I recently received a challenge from a FB buddy, Sehlem Sebik, whom I’ve never met, to post 5 black and white pictures, one-a-day.
I decided I’d dig out some old BW negatives instead of just converting what I have in my digital archives into grayscale.
This was a worthwhile challenge.
Mr. Lee a gregarious cobbler smiles at me in his narrow alleyway in Tsimshatsui, Kowloon, Hong Kong. Tri X ISO 400 Canon F-1. 28mm lens.
It gave me an opportunity to take stock of what I pointed my cameras at when I started my formal education at Kent State University.
If it isn’t obvious to you, I didn’t pay as close attention to lighting as I do now.
That’s only natural because back then I was strictly an available light photographer.
My cat Tofu captured on 2 1/4 TriX with a Hasselblad 80mm lens. This is really overkill but my cats are all very special to me. So nothing but the best! They are family, after all.
Not knowing how to light meant I couldn’t visualize a scene any other way.
Now that I know how to light, I can visualize my scene exactly how I want it because I decide where the highlights and shadows will be.
Exactly how hard or soft the shadows are, I decide by my light placement or the light modifiers I use.
Is Shooting Film Necessary?
Trek to Havasupai Indian Reservation–The mule train which carries campers gear to the campgrounds passed us by about 1/2 way through our 4 hour hike. Canon F-1 20 mm lens
To become a better photographer, is it necessary to shoot film?
I have no real easy answer to this other than to base my response on my own experience.
I believe it helps to shoot film at some point in a beginner’s learning curve.
The one major reason is the cost per frame of film.

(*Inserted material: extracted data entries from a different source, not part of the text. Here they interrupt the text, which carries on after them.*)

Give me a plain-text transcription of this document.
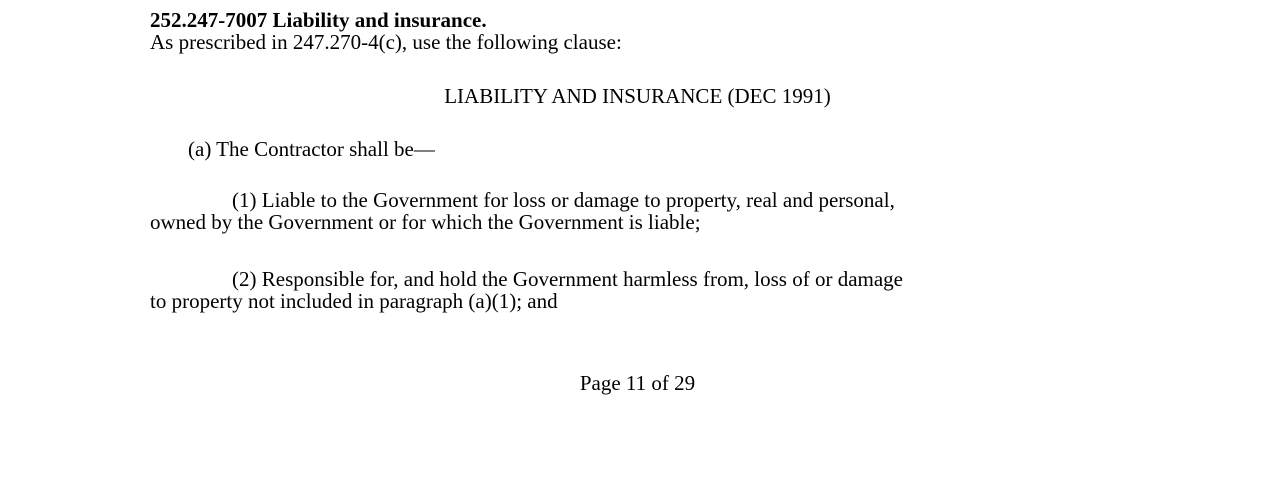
252.247-7007 Liability and insurance.
As prescribed in 247.270-4(c), use the following clause:
LIABILITY AND INSURANCE (DEC 1991)
(a) The Contractor shall be—
(1) Liable to the Government for loss or damage to property, real and personal,
owned by the Government or for which the Government is liable;
(2) Responsible for, and hold the Government harmless from, loss of or damage
to property not included in paragraph (a)(1); and
Page 11 of 29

The Hare Krishna temple in New Vrindaban in the early hours of the morning in West Virginia.
Except for those instances when you expose the same frame multiple times intentionally, you have a finite number of shots you can make in a roll–36, 24 or 12.
This forces you to be more selective and thoughtful before you push the shutter button.
You don’t mindlessly fire away.
You take a moment to check your meter, your ISO, shutter speed and aperture settings then study each corner of your viewfinder before pushing the shutter button.
Also, because you’re never entirely sure you have the shot, you learn very quickly those specific instances when you have to shoot a lot.
You become very good at anticipating potentially problematic situations which you have little or no control so that you actually will shoot many, many frames or exposures during those critical times.